L’astensionismo è sia negativo che utile per la borghesia. È negativo perché attualmente il sistema parlamentare borghese si spaccia per “democratico”, e un alto tasso di astensionismo mina la narrativa secondo cui il nostro sia un sistema politico che funziona e che sia, appunto, “democratico”. L’astensionismo è insomma negativo per l’immagine che la borghesia cerca di spacciare per il proprio sistema, e proprio per questo, sempre più, tentano di portarsi avanti con lo scenario dell’aumento inevitabile dell’astensione, affermando qua e là, per bocca di “opinionisti” e “ideologi” vari, che il diritto di voto sia troppo universale e scontato e che solo certi, istruiti e “cittadini attivi”, dovrebbero votare.

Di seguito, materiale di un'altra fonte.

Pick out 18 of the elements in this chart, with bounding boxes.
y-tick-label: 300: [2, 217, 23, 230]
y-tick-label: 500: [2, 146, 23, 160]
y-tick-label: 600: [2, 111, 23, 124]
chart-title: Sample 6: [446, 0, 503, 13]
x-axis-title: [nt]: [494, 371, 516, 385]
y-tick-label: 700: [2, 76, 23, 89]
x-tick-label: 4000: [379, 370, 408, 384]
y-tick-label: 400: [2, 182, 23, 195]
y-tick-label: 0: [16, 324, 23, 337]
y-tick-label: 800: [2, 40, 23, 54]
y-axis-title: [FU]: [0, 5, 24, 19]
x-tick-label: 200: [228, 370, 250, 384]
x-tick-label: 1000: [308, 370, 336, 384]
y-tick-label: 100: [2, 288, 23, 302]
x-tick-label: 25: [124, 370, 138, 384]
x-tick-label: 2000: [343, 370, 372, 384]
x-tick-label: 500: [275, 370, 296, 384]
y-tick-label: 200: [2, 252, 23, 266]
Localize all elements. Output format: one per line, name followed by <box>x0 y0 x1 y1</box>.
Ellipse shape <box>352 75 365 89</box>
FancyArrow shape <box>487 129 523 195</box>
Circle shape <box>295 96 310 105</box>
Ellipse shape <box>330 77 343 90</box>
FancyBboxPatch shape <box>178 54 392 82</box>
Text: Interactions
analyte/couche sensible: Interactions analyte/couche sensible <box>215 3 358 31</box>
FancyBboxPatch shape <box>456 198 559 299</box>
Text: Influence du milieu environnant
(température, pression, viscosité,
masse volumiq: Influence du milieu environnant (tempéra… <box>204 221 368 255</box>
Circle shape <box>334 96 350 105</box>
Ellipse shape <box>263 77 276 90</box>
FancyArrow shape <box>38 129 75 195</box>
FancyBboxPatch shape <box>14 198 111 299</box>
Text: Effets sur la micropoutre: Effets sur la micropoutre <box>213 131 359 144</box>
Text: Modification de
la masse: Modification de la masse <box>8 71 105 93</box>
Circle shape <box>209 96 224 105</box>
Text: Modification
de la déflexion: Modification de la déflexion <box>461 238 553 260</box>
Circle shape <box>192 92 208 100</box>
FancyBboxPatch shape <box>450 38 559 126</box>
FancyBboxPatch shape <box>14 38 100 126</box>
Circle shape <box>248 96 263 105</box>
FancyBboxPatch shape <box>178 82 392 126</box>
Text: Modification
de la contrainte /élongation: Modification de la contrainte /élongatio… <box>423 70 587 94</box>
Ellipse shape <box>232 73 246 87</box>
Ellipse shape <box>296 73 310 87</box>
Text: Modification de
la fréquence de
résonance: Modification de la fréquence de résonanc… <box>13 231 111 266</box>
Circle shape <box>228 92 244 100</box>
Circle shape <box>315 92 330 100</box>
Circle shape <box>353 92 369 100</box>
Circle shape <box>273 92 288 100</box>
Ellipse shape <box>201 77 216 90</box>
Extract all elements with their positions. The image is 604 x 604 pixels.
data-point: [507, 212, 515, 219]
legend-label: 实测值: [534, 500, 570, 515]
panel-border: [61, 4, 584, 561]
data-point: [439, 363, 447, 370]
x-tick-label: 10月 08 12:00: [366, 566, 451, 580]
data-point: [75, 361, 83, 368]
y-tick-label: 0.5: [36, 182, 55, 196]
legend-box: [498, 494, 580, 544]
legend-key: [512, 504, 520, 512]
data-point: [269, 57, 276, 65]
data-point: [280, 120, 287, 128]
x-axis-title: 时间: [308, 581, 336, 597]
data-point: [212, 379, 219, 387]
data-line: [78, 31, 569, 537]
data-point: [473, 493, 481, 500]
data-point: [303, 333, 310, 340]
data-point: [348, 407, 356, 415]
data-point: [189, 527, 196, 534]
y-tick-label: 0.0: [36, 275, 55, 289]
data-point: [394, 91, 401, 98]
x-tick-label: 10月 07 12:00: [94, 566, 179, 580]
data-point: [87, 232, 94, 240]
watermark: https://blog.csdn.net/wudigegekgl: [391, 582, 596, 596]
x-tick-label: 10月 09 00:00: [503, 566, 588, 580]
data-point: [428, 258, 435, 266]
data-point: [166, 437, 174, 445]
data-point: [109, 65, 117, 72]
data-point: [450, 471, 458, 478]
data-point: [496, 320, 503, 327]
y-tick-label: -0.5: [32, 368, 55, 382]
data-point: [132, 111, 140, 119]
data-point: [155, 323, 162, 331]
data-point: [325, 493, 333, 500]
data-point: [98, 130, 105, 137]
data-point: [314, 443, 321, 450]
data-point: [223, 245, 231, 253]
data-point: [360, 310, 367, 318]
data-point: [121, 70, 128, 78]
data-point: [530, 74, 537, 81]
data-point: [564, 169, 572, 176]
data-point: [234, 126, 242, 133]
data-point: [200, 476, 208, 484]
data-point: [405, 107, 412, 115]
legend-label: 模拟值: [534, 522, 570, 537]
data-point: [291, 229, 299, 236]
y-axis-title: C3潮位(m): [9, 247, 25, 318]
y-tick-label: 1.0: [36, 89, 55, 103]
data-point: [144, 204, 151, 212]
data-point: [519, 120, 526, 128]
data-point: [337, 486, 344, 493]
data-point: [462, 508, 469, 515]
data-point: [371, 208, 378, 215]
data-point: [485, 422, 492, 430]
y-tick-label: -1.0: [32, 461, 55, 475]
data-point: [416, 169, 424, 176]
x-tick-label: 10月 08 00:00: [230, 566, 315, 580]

L’astensionismo è allo stesso tempo universalmente utile alla borghesia perché esso simboleggia la rinuncia del popolo a puntare ad una rappresentanza, anche falsa che sia, in parlamento, e il sistema elettorale diventa di fatto, anche se per ora non de jure, partecipato solo da chi si sente rappresentato dai rappresentanti borghesi, quindi solo i borghesi (o filo-borghesi).
L’astensionismo in questo frangente storico non è inutile (per via, appunto, del danno che si arreca all’immagine del sistema politico vigente) ma non è neanche considerabile come la scelta più auspicabile.
Le schede annullate, d’altro canto, danno un’immagine diversa, perché stanno a rappresentare la volontà dei votanti che si sono recati comunque, nonostante tutto, presso il seggio elettorale, ma che, al momento del voto, non si sono sentiti rappresentati da nessun partito. Ha la stessa valenza positiva dell’astensionismo, ma non i suoi aspetti negativi.
L’astensionismo può esser strumentalizzato dalla borghesia dicendo che la massa non si interessa alla politica, non si interessa al voto, e si ignora (volutamente) la criticità della mancanza di un Partito popolare, la mancanza di un qualche Partito che rappresenti quella fetta non indifferente di astensionisti. La delusione, la sfiducia, il pessimismo vengono quindi trasformati mediaticamente in disinteresse, incuranza, o perfino ignoranza (con un secondo fine, che è l’abolizione del suffragio universale).
Che fare, quindi? Invitiamo tutti i socialisti a recarsi alle urne: chi per votare una delle liste citate che reputa personalmente antisistema, chi per disegnare una falce e un martello, un “Fanculo tutti”, un “Viva Stalin”, una Z, o qualunque cosa sia, in modo tale, nel proprio piccolo, da farsi sentire.

Una cosa però è certa: le elezioni borghesi non sono la soluzione. Si può puntare a qualche minima rappresentanza in parlamento, ma pensare di poter cambiare qualcosa con questi mezzi è folle. Il parlamento deve sì essere un mezzo, ma un mezzo per la politica extra-parlamentare. Posizionarsi con coerenza contro le politiche liberiste all’interno del parlamento, durante la prossima legislatura, potrà far guadagnare fiducia a noi socialisti in generale, rendendo il parlamento di fatto una vetrina, e non una soluzione.
Ma che i socialisti imparino a far politica fuori, tra le persone, tra i delusi, tra i poveri, tra chi ha compassione e vuole cambiare questo mondo. Ci auspichiamo che ci siano più sommosse che voti.